Los guardias escoltaron a la prisionera, que debido a los grilletes caminaba lentamente, pero con porte regio, recta la espalda, la cabeza levantada y una sonrisa extraña y serena en sus labios. En contraste, sus guardianes parecían extremadamente incómodos. Mientras que los pasos de ella eran ligeros, dando la impresión de que apenas tocaba el suelo, los guardias caminaban trabajosamente por la tierra removida, como si fueran por un terreno escabroso. Para cuando llegaron con la chica ante el general, estaban sin aliento y exhaustos. Lanzaron ojeadas nerviosas y vigilantes a su prisionera, que no los miró una sola vez.

Mina tampoco miró a Silvanoshei, el cual la contemplaba poniendo en ello el corazón y el alma, deseando con todas su fuerzas que le diera la señal, dispuesto a luchar contra el ejército elfo al completo si así se lo pedía. Los ambarinos ojos de Mina se quedaron prendidos en el general, y aunque el elfo pareció resistirse un instante, no pudo evitar unirse a los otros insectos atrapados en la dorada resina.
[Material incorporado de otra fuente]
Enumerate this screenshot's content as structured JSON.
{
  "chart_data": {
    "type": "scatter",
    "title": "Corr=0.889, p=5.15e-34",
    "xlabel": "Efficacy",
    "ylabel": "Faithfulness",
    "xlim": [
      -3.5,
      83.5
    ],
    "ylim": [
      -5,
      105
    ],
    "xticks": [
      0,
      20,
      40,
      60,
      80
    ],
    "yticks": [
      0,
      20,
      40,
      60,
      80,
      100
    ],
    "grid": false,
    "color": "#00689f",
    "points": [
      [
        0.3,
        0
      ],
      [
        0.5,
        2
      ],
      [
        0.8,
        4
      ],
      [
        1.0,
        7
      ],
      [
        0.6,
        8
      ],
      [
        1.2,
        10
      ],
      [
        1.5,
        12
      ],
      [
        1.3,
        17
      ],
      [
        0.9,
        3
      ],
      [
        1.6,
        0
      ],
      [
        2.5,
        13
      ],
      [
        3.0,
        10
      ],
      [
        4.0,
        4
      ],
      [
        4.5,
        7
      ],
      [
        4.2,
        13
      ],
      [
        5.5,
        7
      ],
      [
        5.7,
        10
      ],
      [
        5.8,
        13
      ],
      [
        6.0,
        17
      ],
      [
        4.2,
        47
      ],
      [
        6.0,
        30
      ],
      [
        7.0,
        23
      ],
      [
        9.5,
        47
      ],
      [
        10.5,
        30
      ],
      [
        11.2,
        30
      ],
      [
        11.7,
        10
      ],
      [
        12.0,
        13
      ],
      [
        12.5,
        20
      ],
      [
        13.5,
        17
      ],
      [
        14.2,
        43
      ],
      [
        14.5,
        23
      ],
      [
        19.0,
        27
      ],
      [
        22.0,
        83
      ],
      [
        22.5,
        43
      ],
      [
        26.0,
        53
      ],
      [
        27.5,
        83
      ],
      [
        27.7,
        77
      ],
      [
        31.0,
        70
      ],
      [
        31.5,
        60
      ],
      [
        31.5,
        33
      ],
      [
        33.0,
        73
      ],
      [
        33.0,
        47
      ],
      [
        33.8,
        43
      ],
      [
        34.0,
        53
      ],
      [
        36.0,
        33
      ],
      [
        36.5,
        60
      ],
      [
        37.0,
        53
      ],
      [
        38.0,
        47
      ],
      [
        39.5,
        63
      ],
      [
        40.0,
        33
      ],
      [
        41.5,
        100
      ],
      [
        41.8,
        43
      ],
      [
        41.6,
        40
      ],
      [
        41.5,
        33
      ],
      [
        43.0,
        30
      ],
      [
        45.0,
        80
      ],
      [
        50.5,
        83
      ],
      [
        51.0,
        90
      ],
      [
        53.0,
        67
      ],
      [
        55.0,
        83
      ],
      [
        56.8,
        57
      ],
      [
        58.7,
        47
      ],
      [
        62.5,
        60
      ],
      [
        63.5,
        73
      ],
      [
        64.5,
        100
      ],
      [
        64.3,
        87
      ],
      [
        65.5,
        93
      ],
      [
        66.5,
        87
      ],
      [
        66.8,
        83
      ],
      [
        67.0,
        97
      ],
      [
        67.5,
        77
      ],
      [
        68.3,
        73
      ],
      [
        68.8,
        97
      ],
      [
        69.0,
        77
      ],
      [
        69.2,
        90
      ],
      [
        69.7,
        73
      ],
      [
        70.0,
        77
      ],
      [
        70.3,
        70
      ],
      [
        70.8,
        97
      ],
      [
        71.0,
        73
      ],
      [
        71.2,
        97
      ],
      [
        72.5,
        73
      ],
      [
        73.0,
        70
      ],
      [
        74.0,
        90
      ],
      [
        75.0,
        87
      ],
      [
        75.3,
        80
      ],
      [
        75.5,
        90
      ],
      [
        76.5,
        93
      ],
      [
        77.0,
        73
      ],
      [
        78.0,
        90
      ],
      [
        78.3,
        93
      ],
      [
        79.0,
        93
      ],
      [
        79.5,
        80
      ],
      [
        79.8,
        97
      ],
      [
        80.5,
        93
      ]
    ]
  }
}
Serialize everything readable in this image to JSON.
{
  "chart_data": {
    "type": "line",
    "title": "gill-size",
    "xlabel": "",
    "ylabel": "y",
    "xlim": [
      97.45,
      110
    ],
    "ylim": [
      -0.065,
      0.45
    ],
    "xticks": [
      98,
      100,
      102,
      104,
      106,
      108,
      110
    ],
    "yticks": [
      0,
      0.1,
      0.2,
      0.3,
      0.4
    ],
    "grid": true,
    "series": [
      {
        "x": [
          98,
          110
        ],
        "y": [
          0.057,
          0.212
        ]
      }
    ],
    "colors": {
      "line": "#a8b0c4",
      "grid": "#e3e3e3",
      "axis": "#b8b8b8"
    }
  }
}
Konnal se puso a lanzar un discurso en el que explicaba por qué era necesario ir en contra de la tradición y las convicciones elfas y arrebatar a esa persona su más preciado don: la vida. Era un buen orador y puso de relieve muchos puntos destacados. El discurso habría tenido buena acogida de haberlo pronunciado antes de que la gente hubiese visto a la prisionera. Tal como estaban las cosas, parecía un padre cruel imponiendo un castigo excesivo a una criatura indefensa. Konnal se dio cuenta de que perdía a su audiencia; muchos de los allí reunidos se mostraban inquietos e incómodos, reconsiderando su veredicto. Así pues, el general acabó su discurso de un modo rápido y algo brusco.

—Prisionera, ¿cómo te llamas? —instó en Común. Su voz, anormalmente alta, resonó en las montañas, que le devolvieron el eco.

—Mina —contestó la muchacha en un tono tan frío como las aguas enrojecidas del Thon-Thalas y con el mismo dejo a acero.

—¿Apellido? —preguntó—. Es para el acta.

—Mina es mi único nombre —contestó.

—Prisionera Mina —empezó severamente Konnal—, condujiste una fuerza armada a nuestro territorio sin motivo, ya que somos un pueblo amante de la paz. Como no existe una declaración de guerra formal entre nuestros países, se te considera una facinerosa, una malhechora, una asesina. En consecuencia, se te sentencia a muerte. ¿Tienes algo que alegar contra estos cargos?

—Sí —replicó la muchacha con adusta seriedad—. No vine aquí para luchar contra el pueblo qualinesti, sino a salvarlo.

Konnal soltó una risa seca e irritada.

—Sabemos muy bien que para los Caballeros de Neraka la palabra «salvación» es sinónimo de «conquista» y «opresión».

—Vine a salvar a vuestro pueblo —repitió Mina en tono quedo, suave—, y lo haré.

—Os está ridiculizando, general —susurró urgentemente Glauco al oído de Konnal—. ¡Acabad de una vez con esto!

Konnal no prestó atención a su consejero, salvo para hacer caso omiso de él y alejarse un paso.

—Una pregunta más, prisionera —continuó en tono solemne—. Responderla no te salvará de la muerte, pero las flechas podrían volar con más puntería y dar en el blanco a la primera si cooperas. ¿Cómo conseguiste atravesar el escudo?